Store API keys via the secrets manager:

{ "operation": "v/ops/secret/set", "input": { "key": "OPENAI_API_KEY", "value": "sk-..." } }
{ "operation": "v/ops/secret/set", "input": { "key": "ANTHROPIC_API_KEY", "value": "sk-ant-..." } }

Keys are resolved from the caller's secret store at invocation time.

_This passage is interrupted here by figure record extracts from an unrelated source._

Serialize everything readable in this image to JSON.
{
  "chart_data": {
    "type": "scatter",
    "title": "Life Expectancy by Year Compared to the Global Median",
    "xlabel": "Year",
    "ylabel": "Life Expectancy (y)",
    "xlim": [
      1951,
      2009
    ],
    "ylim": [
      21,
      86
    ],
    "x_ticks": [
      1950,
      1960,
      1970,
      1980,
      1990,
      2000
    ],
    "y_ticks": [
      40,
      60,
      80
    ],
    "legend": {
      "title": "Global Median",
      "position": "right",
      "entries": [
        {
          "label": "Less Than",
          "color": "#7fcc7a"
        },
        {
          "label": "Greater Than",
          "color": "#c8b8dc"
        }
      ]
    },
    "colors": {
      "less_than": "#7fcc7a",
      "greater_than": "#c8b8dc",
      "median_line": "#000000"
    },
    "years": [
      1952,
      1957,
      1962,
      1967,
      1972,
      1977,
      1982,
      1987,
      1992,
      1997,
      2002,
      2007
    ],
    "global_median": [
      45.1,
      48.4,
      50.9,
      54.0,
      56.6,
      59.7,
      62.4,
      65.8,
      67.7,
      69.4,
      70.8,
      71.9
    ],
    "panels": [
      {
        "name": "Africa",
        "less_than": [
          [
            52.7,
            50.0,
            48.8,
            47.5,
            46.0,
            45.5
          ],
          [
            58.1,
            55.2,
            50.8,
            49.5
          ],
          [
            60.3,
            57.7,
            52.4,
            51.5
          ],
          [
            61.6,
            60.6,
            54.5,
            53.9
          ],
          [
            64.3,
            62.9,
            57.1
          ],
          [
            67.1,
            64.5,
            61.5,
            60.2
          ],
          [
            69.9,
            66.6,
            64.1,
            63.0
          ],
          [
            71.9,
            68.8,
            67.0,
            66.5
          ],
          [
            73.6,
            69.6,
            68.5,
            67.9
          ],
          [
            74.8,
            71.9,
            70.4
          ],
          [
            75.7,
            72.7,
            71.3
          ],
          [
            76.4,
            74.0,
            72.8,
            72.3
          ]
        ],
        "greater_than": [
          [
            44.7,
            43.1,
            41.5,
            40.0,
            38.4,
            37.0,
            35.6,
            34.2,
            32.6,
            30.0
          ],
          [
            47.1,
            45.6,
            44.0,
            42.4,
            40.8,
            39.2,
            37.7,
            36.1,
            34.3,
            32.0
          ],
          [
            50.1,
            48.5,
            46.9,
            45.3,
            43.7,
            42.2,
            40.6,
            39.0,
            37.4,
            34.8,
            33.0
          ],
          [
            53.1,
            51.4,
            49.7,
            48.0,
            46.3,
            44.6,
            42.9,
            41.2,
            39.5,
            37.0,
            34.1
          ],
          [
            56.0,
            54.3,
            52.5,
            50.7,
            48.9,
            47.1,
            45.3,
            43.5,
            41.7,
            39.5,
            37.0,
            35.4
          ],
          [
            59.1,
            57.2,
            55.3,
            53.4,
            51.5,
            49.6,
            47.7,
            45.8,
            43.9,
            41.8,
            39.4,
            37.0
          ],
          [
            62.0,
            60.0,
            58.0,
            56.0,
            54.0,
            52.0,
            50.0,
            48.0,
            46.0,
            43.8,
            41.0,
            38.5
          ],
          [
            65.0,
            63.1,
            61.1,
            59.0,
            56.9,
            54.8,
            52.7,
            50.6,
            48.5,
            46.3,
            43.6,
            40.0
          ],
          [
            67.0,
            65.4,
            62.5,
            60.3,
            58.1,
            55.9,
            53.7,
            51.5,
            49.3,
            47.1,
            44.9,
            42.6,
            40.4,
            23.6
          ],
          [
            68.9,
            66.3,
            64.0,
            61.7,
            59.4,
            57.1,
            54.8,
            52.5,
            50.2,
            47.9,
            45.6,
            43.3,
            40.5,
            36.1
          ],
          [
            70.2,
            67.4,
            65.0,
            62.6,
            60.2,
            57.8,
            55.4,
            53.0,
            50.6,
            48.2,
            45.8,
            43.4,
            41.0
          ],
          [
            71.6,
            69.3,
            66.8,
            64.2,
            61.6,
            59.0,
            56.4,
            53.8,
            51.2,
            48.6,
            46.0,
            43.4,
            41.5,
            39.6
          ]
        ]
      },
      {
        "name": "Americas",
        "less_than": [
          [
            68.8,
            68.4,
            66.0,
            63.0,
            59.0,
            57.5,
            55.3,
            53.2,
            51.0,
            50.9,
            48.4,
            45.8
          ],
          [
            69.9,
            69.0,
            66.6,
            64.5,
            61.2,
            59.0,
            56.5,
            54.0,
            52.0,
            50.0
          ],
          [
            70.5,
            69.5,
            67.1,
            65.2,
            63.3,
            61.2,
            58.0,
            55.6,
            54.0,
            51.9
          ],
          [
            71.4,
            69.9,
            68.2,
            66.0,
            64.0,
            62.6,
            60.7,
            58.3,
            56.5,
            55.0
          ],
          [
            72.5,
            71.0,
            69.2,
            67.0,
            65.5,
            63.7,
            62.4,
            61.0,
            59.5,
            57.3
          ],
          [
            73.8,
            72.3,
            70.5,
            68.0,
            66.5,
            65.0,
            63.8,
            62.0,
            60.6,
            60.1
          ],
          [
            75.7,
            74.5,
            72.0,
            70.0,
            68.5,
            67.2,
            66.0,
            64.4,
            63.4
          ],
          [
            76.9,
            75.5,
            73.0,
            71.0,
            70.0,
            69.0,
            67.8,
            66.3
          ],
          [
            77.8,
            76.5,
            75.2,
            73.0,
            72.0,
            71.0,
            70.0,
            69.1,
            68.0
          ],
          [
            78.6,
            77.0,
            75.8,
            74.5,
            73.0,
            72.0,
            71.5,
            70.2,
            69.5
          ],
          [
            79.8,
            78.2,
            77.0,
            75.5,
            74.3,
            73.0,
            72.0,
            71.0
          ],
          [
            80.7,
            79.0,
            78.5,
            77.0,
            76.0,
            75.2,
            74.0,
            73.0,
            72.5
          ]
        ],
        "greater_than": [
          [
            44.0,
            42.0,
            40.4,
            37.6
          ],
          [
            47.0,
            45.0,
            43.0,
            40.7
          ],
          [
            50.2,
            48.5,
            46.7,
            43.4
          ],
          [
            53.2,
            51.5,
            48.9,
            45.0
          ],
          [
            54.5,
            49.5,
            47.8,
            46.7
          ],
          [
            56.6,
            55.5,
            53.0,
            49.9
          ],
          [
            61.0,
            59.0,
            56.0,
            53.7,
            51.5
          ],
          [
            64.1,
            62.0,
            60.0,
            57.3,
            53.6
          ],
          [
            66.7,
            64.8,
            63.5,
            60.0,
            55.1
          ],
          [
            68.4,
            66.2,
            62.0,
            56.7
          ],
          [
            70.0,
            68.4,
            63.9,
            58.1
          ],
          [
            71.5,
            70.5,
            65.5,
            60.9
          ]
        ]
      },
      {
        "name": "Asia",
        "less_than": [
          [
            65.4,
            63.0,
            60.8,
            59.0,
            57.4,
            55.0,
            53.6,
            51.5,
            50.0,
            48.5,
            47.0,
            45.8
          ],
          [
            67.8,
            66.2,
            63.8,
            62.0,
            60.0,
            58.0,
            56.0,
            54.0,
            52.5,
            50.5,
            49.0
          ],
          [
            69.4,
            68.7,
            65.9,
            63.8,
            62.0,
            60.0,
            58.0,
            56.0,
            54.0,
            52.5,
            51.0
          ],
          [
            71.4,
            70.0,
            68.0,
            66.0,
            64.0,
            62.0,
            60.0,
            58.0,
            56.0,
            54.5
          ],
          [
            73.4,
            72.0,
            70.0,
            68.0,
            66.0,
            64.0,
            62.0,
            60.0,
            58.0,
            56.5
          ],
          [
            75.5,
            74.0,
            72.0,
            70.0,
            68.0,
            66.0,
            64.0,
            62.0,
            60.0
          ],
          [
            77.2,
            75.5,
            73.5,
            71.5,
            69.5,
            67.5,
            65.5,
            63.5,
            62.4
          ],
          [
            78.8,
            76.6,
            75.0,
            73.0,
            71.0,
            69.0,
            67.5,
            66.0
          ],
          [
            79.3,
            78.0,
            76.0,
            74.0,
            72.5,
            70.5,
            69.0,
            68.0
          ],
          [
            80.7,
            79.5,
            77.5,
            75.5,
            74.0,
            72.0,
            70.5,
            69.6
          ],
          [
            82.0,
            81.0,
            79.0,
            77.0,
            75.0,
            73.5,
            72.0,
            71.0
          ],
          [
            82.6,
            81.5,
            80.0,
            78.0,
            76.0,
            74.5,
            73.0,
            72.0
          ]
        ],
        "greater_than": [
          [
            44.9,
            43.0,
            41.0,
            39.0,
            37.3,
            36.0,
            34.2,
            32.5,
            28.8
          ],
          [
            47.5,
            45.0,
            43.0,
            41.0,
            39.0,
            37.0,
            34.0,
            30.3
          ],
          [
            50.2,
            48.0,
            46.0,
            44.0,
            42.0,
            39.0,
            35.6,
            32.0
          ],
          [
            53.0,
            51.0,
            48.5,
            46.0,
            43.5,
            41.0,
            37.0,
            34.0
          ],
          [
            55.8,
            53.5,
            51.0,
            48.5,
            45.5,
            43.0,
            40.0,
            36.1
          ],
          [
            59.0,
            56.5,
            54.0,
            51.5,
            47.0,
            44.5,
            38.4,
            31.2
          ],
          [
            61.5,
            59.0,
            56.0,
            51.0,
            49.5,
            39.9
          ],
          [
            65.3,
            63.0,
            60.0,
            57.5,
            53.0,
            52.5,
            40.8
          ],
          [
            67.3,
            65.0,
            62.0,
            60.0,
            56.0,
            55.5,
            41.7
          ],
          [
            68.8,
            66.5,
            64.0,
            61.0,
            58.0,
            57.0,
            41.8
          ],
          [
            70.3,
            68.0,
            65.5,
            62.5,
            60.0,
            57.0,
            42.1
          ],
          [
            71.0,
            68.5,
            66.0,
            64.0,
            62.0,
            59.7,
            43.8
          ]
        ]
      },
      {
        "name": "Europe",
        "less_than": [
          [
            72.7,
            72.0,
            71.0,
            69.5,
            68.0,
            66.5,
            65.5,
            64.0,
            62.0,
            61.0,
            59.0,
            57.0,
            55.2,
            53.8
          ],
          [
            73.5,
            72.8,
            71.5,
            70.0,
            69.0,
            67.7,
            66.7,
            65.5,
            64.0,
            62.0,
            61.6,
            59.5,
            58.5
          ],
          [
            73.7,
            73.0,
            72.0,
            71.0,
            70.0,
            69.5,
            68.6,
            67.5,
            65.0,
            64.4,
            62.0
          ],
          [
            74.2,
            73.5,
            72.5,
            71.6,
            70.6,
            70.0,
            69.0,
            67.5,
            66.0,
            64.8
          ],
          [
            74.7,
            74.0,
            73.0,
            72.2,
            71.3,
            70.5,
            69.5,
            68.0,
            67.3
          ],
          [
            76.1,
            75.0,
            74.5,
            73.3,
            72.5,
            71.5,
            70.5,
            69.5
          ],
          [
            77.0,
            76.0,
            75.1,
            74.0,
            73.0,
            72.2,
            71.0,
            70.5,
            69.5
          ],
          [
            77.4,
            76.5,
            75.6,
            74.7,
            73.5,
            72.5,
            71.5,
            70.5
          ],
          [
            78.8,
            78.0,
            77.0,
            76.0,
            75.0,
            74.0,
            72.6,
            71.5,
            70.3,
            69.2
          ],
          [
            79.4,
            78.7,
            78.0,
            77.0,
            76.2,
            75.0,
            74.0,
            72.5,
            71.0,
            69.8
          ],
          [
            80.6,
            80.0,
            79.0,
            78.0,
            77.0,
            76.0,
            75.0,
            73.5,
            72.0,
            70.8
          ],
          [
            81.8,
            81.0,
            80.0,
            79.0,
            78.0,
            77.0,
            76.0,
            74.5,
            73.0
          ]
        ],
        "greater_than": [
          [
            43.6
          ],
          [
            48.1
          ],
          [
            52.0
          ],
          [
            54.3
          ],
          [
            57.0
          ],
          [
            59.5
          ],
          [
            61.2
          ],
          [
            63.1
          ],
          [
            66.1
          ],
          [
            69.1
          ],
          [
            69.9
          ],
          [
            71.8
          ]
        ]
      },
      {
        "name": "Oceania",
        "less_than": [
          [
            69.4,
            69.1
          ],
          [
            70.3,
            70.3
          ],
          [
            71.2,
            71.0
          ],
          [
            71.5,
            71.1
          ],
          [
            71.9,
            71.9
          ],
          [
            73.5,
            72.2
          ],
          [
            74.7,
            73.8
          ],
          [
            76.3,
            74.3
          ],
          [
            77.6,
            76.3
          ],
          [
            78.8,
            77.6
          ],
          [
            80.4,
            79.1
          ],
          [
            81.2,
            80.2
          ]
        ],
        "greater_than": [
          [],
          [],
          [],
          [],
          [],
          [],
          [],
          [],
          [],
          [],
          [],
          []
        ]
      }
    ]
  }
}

A backend that requires a key but can't resolve one fails fast with an error naming the secret it expected — it does not silently continue.

Usage

Simple Prompt

{
"operation": "v/ops/langchain/openai",
"input": {
"prompt": "What is the capital of France?",
"model": "gpt-5.4-mini"
}
}

Response: { "response": "The capital of France is Paris." }

Messages with System Prompt

{
"operation": "v/ops/langchain/anthropic",
"input": {
"model": "claude-sonnet-4-5",
"messages": [
{ "role": "system", "content": "You are a helpful assistant." },
{ "role": "user", "content": "Explain lattice technology in one paragraph." }
]
}
}

Response:

{
"role": "assistant",
"content": "Lattice technology is a mathematical framework..."
}

Tool Calling

Provide tool definitions and the LLM can request tool calls:

{
"operation": "v/ops/langchain/openai",
"input": {
"model": "gpt-5.4-mini",
"messages": [
{ "role": "user", "content": "What's the weather in London?" }
],
"tools": [
{
"name": "get_weather",
"description": "Get current weather for a city",
"parameters": {
"type": "object",
"properties": {
"city": { "type": "string" }
},
"required": ["city"]
}
}
]
}
}

Response:

{
"role": "assistant",
"toolCalls": [
{ "id": "call_abc123", "name": "get_weather", "arguments": { "city": "London" } }
]
}

To continue the conversation, execute the tool and send the result back:

{
"messages": [
{ "role": "user", "content": "What's the weather in London?" },
{ "role": "assistant", "toolCalls": [{ "id": "call_abc123", "name": "get_weather", "arguments": { "city": "London" } }] },
{ "role": "tool", "id": "call_abc123", "name": "get_weather", "content": "{\"temp\": 15, \"condition\": \"cloudy\"}" }
],
"tools": [...]
}

Structured Output

Request JSON output conforming to a schema:

{
"operation": "v/ops/langchain/openai",
"input": {
"model": "gpt-5.4-mini",
"messages": [
{ "role": "user", "content": "Extract the person's name and age from: 'Alice is 30 years old'" }
],
"responseFormat": {
"name": "PersonInfo",
"schema": {
"type": "object",
"properties": {
"name": { "type": "string" },
"age": { "type": "integer" }
},
"required": ["name", "age"],
"additionalProperties": false
}
}
}
}

The OpenAI backend enables strict mode by default — the response is guaranteed to conform to the schema.

Input Reference

ParameterTypeDefaultDescription
promptstringSimple prompt (alternative to messages)
systemPromptstringSystem message (with prompt mode)
messagesarrayConversation messages (system, user, assistant, tool)
toolsarrayTool definitions for function calling
modelstringBackend defaultModel name override
responseFormatstring or object"text""text", "json", or {name, schema}
apiKeystringFrom secret storeOverride API key
urlstringBackend defaultOverride API endpoint (use for OpenAI-compatible providers)

Assistant responses also carry tokens ({input, output, total}) and finishReason when the provider reports them.